Ixia acaulis

Scientific classification
- Kingdom: Plantae
- Clade: Tracheophytes
- Clade: Angiosperms
- Clade: Monocots
- Order: Asparagales
- Family: Iridaceae
- Genus: Ixia
- Species: I. acaulis
- Binomial name: Ixia acaulis Goldblatt & J.C.Manning

= Ixia acaulis =

- Genus: Ixia
- Species: acaulis
- Authority: Goldblatt & J.C.Manning

Species of flowering plant

Ixia acaulis is a perennial species of geophyte of 2-3 cm tall in the family Iridaceae. It has one or few star-symmetrical flowers consisting of an upright, long, cylindrical perianth tube that emerges from the ground, is whitish at base and gradually changes to bright yellow, where it abruptly ends in 6 horizontally spreading or reflexed ovate tepals. From the perianth tube 3 clustered, upright stamens arise carrying creamy pollen. It has 3-5 prostrate to inclined, line-shaped to narrowly lance-shaped leaves.
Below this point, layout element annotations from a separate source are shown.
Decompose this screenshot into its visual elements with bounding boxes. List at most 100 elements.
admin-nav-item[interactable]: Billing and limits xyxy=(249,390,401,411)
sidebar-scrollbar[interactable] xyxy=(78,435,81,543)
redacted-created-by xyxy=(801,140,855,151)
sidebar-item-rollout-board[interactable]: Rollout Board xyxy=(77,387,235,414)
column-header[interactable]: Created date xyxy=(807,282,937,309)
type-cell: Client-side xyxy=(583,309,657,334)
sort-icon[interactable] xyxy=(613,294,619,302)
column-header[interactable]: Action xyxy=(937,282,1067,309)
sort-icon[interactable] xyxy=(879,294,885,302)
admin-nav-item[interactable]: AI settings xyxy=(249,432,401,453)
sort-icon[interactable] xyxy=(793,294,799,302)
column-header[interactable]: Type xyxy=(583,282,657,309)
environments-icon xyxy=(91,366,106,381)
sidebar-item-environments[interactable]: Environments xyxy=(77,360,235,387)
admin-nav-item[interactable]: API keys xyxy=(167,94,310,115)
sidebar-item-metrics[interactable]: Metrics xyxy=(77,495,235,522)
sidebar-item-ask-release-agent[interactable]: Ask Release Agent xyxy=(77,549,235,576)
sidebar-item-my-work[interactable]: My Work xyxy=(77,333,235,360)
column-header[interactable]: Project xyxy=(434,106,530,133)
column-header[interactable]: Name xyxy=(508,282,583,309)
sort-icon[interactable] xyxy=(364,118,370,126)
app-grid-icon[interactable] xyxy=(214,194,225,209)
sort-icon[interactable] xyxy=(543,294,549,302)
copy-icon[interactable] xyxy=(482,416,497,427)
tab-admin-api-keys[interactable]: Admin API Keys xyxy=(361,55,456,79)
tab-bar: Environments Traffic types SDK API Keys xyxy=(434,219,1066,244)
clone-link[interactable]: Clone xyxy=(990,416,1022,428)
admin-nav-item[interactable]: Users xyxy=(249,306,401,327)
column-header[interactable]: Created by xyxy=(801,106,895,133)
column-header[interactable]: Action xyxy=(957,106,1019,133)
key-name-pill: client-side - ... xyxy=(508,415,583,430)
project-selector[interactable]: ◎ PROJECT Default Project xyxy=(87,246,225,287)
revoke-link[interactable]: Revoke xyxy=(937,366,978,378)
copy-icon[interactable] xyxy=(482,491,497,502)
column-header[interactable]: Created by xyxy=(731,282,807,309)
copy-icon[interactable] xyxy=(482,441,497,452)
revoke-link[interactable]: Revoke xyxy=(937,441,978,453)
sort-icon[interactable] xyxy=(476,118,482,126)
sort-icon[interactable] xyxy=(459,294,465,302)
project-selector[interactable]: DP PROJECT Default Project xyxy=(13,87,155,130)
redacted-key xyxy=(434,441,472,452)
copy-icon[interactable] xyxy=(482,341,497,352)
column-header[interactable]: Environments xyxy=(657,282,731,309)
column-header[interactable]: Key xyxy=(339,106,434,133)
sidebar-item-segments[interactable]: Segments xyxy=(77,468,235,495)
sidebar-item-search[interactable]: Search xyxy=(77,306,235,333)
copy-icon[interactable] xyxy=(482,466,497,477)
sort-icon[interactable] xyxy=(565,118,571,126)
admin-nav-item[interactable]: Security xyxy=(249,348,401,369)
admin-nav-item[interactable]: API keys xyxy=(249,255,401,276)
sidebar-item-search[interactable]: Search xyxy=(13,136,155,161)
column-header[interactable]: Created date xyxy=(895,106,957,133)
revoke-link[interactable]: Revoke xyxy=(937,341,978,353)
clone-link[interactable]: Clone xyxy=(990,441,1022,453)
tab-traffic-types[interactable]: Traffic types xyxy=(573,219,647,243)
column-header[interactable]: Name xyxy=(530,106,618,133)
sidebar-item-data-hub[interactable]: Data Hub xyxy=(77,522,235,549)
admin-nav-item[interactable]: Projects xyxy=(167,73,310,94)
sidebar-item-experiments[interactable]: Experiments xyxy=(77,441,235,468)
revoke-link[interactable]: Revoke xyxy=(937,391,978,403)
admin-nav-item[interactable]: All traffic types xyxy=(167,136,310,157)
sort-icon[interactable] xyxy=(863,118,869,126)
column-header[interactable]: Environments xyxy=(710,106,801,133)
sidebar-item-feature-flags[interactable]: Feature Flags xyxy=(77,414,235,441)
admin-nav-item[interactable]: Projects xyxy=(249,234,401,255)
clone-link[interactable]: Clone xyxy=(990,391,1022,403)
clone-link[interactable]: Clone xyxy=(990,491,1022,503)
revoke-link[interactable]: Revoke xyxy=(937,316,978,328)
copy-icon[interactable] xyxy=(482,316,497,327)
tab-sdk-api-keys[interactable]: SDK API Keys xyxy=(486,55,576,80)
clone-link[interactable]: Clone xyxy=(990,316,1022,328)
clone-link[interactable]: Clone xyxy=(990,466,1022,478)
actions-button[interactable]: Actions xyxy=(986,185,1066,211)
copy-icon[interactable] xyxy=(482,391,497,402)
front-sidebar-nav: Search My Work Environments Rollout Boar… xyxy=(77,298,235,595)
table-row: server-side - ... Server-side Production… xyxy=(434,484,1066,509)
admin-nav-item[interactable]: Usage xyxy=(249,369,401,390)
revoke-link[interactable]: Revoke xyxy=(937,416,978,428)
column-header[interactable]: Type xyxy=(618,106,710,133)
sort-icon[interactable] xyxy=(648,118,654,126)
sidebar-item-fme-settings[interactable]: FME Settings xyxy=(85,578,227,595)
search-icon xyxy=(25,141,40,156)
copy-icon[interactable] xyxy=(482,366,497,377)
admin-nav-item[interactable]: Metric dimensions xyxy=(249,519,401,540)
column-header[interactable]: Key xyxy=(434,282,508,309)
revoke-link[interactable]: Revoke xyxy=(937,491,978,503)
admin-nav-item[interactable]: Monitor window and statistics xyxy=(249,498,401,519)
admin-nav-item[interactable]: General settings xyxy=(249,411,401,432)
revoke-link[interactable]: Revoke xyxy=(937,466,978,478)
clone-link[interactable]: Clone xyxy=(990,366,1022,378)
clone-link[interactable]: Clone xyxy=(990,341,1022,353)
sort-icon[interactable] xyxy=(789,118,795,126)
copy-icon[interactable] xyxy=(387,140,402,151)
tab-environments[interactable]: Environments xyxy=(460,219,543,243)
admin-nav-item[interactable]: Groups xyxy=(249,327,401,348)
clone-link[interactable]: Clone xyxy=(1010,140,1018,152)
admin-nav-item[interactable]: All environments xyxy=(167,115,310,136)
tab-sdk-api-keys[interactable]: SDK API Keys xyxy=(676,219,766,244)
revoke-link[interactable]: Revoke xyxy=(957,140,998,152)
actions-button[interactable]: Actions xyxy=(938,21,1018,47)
This species grows in limestone crevices in the vygieveld of the Knersvlakte, just north of the Saldanha railway between Garies and Bitterfontein in the Western Cape province of South Africa. The plant has an area of occurrence of 35 km^{2} and on all three properties where it occurs, prospecting work is being done for limestone and its exploitation. The species is considered endangered because of its small distribution and the threat of limestone mining.